Not sure where to begin? Try asking Thomas Paine:

  • “How did you convince colonists that monarchy itself—not just King George—was the problem?”
  • “What made you defend Louis XVI’s right to trial amid the Terror?”
  • “Why did you reject the U.S. Constitution despite supporting independence?”
  • “Did your 'Agrarian Justice' proposal influence later social welfare ideas?”

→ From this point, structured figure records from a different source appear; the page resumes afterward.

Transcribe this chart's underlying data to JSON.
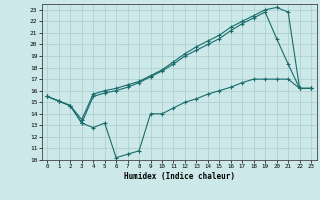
{
  "xlabel": "Humidex (Indice chaleur)",
  "bg_color": "#cce8e8",
  "grid_color": "#aacccc",
  "line_color": "#1a6b6b",
  "xlim": [
    -0.5,
    23.5
  ],
  "ylim": [
    10,
    23.5
  ],
  "yticks": [
    10,
    11,
    12,
    13,
    14,
    15,
    16,
    17,
    18,
    19,
    20,
    21,
    22,
    23
  ],
  "xticks": [
    0,
    1,
    2,
    3,
    4,
    5,
    6,
    7,
    8,
    9,
    10,
    11,
    12,
    13,
    14,
    15,
    16,
    17,
    18,
    19,
    20,
    21,
    22,
    23
  ],
  "line1_x": [
    0,
    1,
    2,
    3,
    4,
    5,
    6,
    7,
    8,
    9,
    10,
    11,
    12,
    13,
    14,
    15,
    16,
    17,
    18,
    19,
    20,
    21,
    22,
    23
  ],
  "line1_y": [
    15.5,
    15.1,
    14.7,
    13.2,
    12.8,
    13.2,
    10.2,
    10.5,
    10.8,
    14.0,
    14.0,
    14.5,
    15.0,
    15.3,
    15.7,
    16.0,
    16.3,
    16.7,
    17.0,
    17.0,
    17.0,
    17.0,
    16.2,
    16.2
  ],
  "line2_x": [
    0,
    1,
    2,
    3,
    4,
    5,
    6,
    7,
    8,
    9,
    10,
    11,
    12,
    13,
    14,
    15,
    16,
    17,
    18,
    19,
    20,
    21,
    22,
    23
  ],
  "line2_y": [
    15.5,
    15.1,
    14.7,
    13.2,
    15.5,
    15.8,
    16.0,
    16.3,
    16.7,
    17.2,
    17.7,
    18.3,
    19.0,
    19.5,
    20.0,
    20.5,
    21.2,
    21.8,
    22.3,
    22.8,
    20.5,
    18.3,
    16.2,
    16.2
  ],
  "line3_x": [
    0,
    1,
    2,
    3,
    4,
    5,
    6,
    7,
    8,
    9,
    10,
    11,
    12,
    13,
    14,
    15,
    16,
    17,
    18,
    19,
    20,
    21,
    22,
    23
  ],
  "line3_y": [
    15.5,
    15.1,
    14.7,
    13.5,
    15.7,
    16.0,
    16.2,
    16.5,
    16.8,
    17.3,
    17.8,
    18.5,
    19.2,
    19.8,
    20.3,
    20.8,
    21.5,
    22.0,
    22.5,
    23.0,
    23.2,
    22.8,
    16.2,
    16.2
  ]
}
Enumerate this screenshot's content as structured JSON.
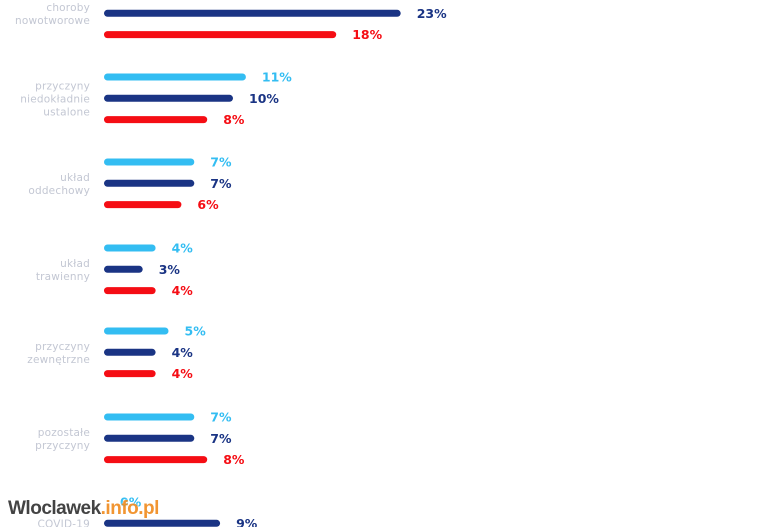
{
  "chart_data": {
    "type": "bar",
    "orientation": "horizontal",
    "grid": false,
    "xlim": [
      0,
      23
    ],
    "colors": [
      "#33bdf2",
      "#1a3484",
      "#f50d14"
    ],
    "groups": [
      {
        "label_lines": [
          "choroby",
          "nowotworowe"
        ],
        "bars": [
          {
            "series": 1,
            "value": 23,
            "label": "23%"
          },
          {
            "series": 2,
            "value": 18,
            "label": "18%"
          }
        ]
      },
      {
        "label_lines": [
          "przyczyny",
          "niedokładnie",
          "ustalone"
        ],
        "bars": [
          {
            "series": 0,
            "value": 11,
            "label": "11%"
          },
          {
            "series": 1,
            "value": 10,
            "label": "10%"
          },
          {
            "series": 2,
            "value": 8,
            "label": "8%"
          }
        ]
      },
      {
        "label_lines": [
          "układ",
          "oddechowy"
        ],
        "bars": [
          {
            "series": 0,
            "value": 7,
            "label": "7%"
          },
          {
            "series": 1,
            "value": 7,
            "label": "7%"
          },
          {
            "series": 2,
            "value": 6,
            "label": "6%"
          }
        ]
      },
      {
        "label_lines": [
          "układ",
          "trawienny"
        ],
        "bars": [
          {
            "series": 0,
            "value": 4,
            "label": "4%"
          },
          {
            "series": 1,
            "value": 3,
            "label": "3%"
          },
          {
            "series": 2,
            "value": 4,
            "label": "4%"
          }
        ]
      },
      {
        "label_lines": [
          "przyczyny",
          "zewnętrzne"
        ],
        "bars": [
          {
            "series": 0,
            "value": 5,
            "label": "5%"
          },
          {
            "series": 1,
            "value": 4,
            "label": "4%"
          },
          {
            "series": 2,
            "value": 4,
            "label": "4%"
          }
        ]
      },
      {
        "label_lines": [
          "pozostałe",
          "przyczyny"
        ],
        "bars": [
          {
            "series": 0,
            "value": 7,
            "label": "7%"
          },
          {
            "series": 1,
            "value": 7,
            "label": "7%"
          },
          {
            "series": 2,
            "value": 8,
            "label": "8%"
          }
        ]
      },
      {
        "label_lines": [
          "COVID-19"
        ],
        "bars": [
          {
            "series": 0,
            "value": 0,
            "label": "0%"
          },
          {
            "series": 1,
            "value": 9,
            "label": "9%"
          }
        ]
      }
    ]
  },
  "watermark": {
    "part1": "Wloclawek",
    "part2": ".info.pl"
  }
}
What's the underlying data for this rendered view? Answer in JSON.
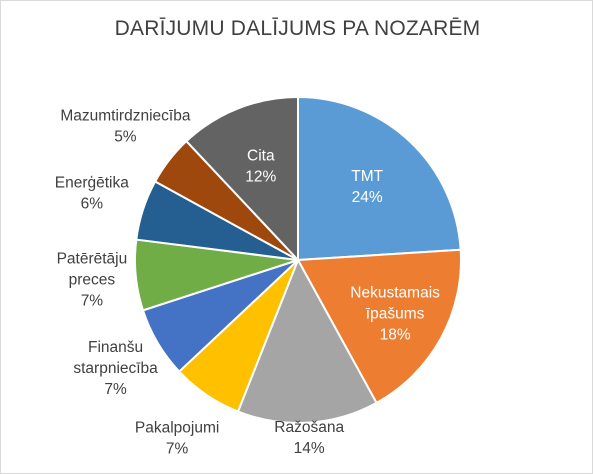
{
  "chart_data": {
    "type": "pie",
    "title": "DARĪJUMU DALĪJUMS PA NOZARĒM",
    "slices": [
      {
        "label": "TMT",
        "label_lines": [
          "TMT"
        ],
        "value": 24,
        "value_text": "24%",
        "color": "#5b9bd5",
        "text_color": "#ffffff"
      },
      {
        "label": "Nekustamais īpašums",
        "label_lines": [
          "Nekustamais",
          "īpašums"
        ],
        "value": 18,
        "value_text": "18%",
        "color": "#ed7d31",
        "text_color": "#ffffff"
      },
      {
        "label": "Ražošana",
        "label_lines": [
          "Ražošana"
        ],
        "value": 14,
        "value_text": "14%",
        "color": "#a5a5a5",
        "text_color": "#404040"
      },
      {
        "label": "Pakalpojumi",
        "label_lines": [
          "Pakalpojumi"
        ],
        "value": 7,
        "value_text": "7%",
        "color": "#ffc000",
        "text_color": "#404040"
      },
      {
        "label": "Finanšu starpniecība",
        "label_lines": [
          "Finanšu",
          "starpniecība"
        ],
        "value": 7,
        "value_text": "7%",
        "color": "#4472c4",
        "text_color": "#404040"
      },
      {
        "label": "Patērētāju preces",
        "label_lines": [
          "Patērētāju",
          "preces"
        ],
        "value": 7,
        "value_text": "7%",
        "color": "#70ad47",
        "text_color": "#404040"
      },
      {
        "label": "Enerģētika",
        "label_lines": [
          "Enerģētika"
        ],
        "value": 6,
        "value_text": "6%",
        "color": "#255e91",
        "text_color": "#404040"
      },
      {
        "label": "Mazumtirdzniecība",
        "label_lines": [
          "Mazumtirdzniecība"
        ],
        "value": 5,
        "value_text": "5%",
        "color": "#9e480e",
        "text_color": "#404040"
      },
      {
        "label": "Cita",
        "label_lines": [
          "Cita"
        ],
        "value": 12,
        "value_text": "12%",
        "color": "#636363",
        "text_color": "#ffffff"
      }
    ]
  }
}
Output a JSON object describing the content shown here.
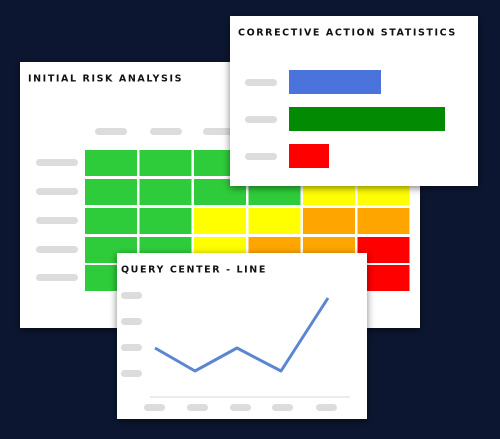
{
  "cards": {
    "risk": {
      "title": "INITIAL RISK ANALYSIS"
    },
    "corrective": {
      "title": "CORRECTIVE ACTION STATISTICS"
    },
    "query": {
      "title": "QUERY CENTER - LINE"
    }
  }
}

Frequently Asked Questions

Was Thomas Paine really expelled from France in 1794?
Yes—he was arrested in December 1793 during the Reign of Terror and imprisoned in Luxembourg Prison for nearly ten months. His defense of Louis XVI’s right to due process angered Robespierre’s faction. He narrowly escaped execution only because a jailer mistakenly marked his cell door 'not to be executed'—a delay that coincided with Robespierre’s own fall in July 1794.
Did Paine write 'The Rights of Man' as a direct response to Burke?
Absolutely. Edmund Burke’s 'Reflections on the Revolution in France' (1790) condemned the French Revolution as chaotic and dangerous. Paine responded within months with Part I of 'The Rights of Man,' arguing that rights are inherent—not granted by kings or charters—and that government exists solely to protect them. Its radical clarity ignited mass debate and led to Paine’s indictment for seditious libel in Britain.
Why did Paine oppose the U.S. Constitution in 1787?
He believed it lacked a bill of rights, concentrated too much power in the executive, and preserved slavery through compromises like the Three-Fifths Clause. In letters to Jefferson and others, he insisted a constitution without explicit protections for individual liberties and democratic accountability would inevitably drift toward aristocracy—or worse, monarchy.
What role did Paine play in abolishing slavery in Pennsylvania?
Though not a founder of the Pennsylvania Abolition Society, he co-authored its 1775 petition—the first anti-slavery resolution in American history—and drafted its 1780 'Act for the Gradual Abolition of Slavery,' which mandated freedom for all children born to enslaved mothers after March 1, 1780. He called slavery 'an outrage upon humanity' and insisted liberty could not be partial.